Like terms have the exact same variable part (same letters and same exponents). For example, $5x$ and $3x$ are like terms; $2x$ and $3x^3$ are not. You can combine like terms by adding or subtracting their coefficients, but you cannot combine unlike terms.

🔄 Order of Operations and Properties

When evaluating expressions, follow the order of operations (evaluate parentheses and exponents, then multiplication/division, then addition/subtraction). Use properties such as the commutative property (order doesn’t matter for addition and multiplication) and the associative property (grouping doesn’t affect the result) to rearrange or simplify expressions safely.
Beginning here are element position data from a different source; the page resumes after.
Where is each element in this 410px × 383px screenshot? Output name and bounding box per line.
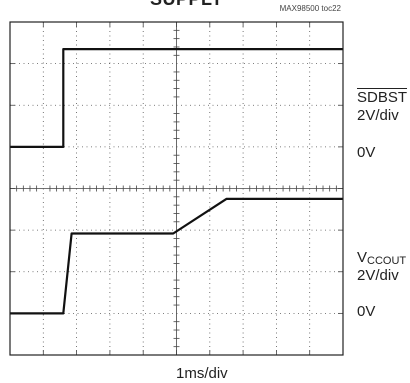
figure-id: MAX98500 toc22 [279,4,341,13]
trace-channel-1 [10,47,343,148]
ch2-name-main: V [357,249,368,266]
x-axis-label: 1ms/div [176,365,228,382]
traces [10,47,343,315]
plot-frame [9,21,344,356]
ch1-scale: 2V/div [357,107,399,124]
ch2-name: VCCOUT [357,249,406,270]
ch2-zero-label: 0V [357,303,376,320]
trace-channel-2 [10,197,343,315]
ch1-name: SDBST [357,89,408,106]
graticule [10,22,343,355]
ch2-name-sub: CCOUT [367,255,407,267]
ch2-scale: 2V/div [357,267,399,284]
ch1-zero-label: 0V [357,144,376,161]
chart-title: SUPPLY [150,0,223,10]
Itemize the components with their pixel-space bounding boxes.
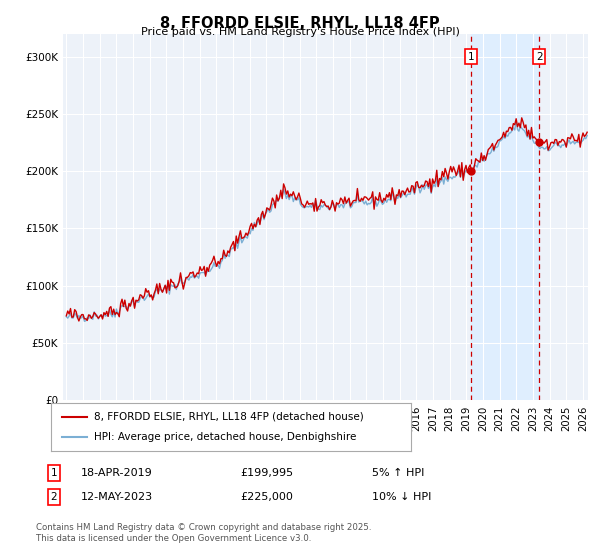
Text: 1: 1 xyxy=(468,52,475,62)
Text: £199,995: £199,995 xyxy=(240,468,293,478)
Text: 10% ↓ HPI: 10% ↓ HPI xyxy=(372,492,431,502)
Text: Price paid vs. HM Land Registry's House Price Index (HPI): Price paid vs. HM Land Registry's House … xyxy=(140,27,460,37)
Text: 12-MAY-2023: 12-MAY-2023 xyxy=(81,492,153,502)
Text: 2: 2 xyxy=(50,492,58,502)
Text: £225,000: £225,000 xyxy=(240,492,293,502)
Text: Contains HM Land Registry data © Crown copyright and database right 2025.
This d: Contains HM Land Registry data © Crown c… xyxy=(36,524,371,543)
Text: 1: 1 xyxy=(50,468,58,478)
Text: 8, FFORDD ELSIE, RHYL, LL18 4FP (detached house): 8, FFORDD ELSIE, RHYL, LL18 4FP (detache… xyxy=(94,412,364,422)
Text: 18-APR-2019: 18-APR-2019 xyxy=(81,468,153,478)
Text: 2: 2 xyxy=(536,52,542,62)
Text: 8, FFORDD ELSIE, RHYL, LL18 4FP: 8, FFORDD ELSIE, RHYL, LL18 4FP xyxy=(160,16,440,31)
Text: 5% ↑ HPI: 5% ↑ HPI xyxy=(372,468,424,478)
Bar xyxy=(471,34,539,400)
Text: HPI: Average price, detached house, Denbighshire: HPI: Average price, detached house, Denb… xyxy=(94,432,356,442)
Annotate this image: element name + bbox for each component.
🧰 Where This Leads (Factoring)

Simplifying sometimes works in reverse by identifying a common factor and factoring it out; this is the opposite of distribution and is called factoring. Factoring will be explored further in later lessons.

✅ Practical Tips

• Always identify terms by locating plus and minus separators.
• When a number is written next to a variable like $2y$, it means multiplication: $2y = 2\times y$.
• Substitute values carefully and follow the order of operations when evaluating.

These core ideas—variables, terms, coefficients, constants, substitution, distribution, and like terms—form the foundation of Algebra 1 and will repeat throughout the course.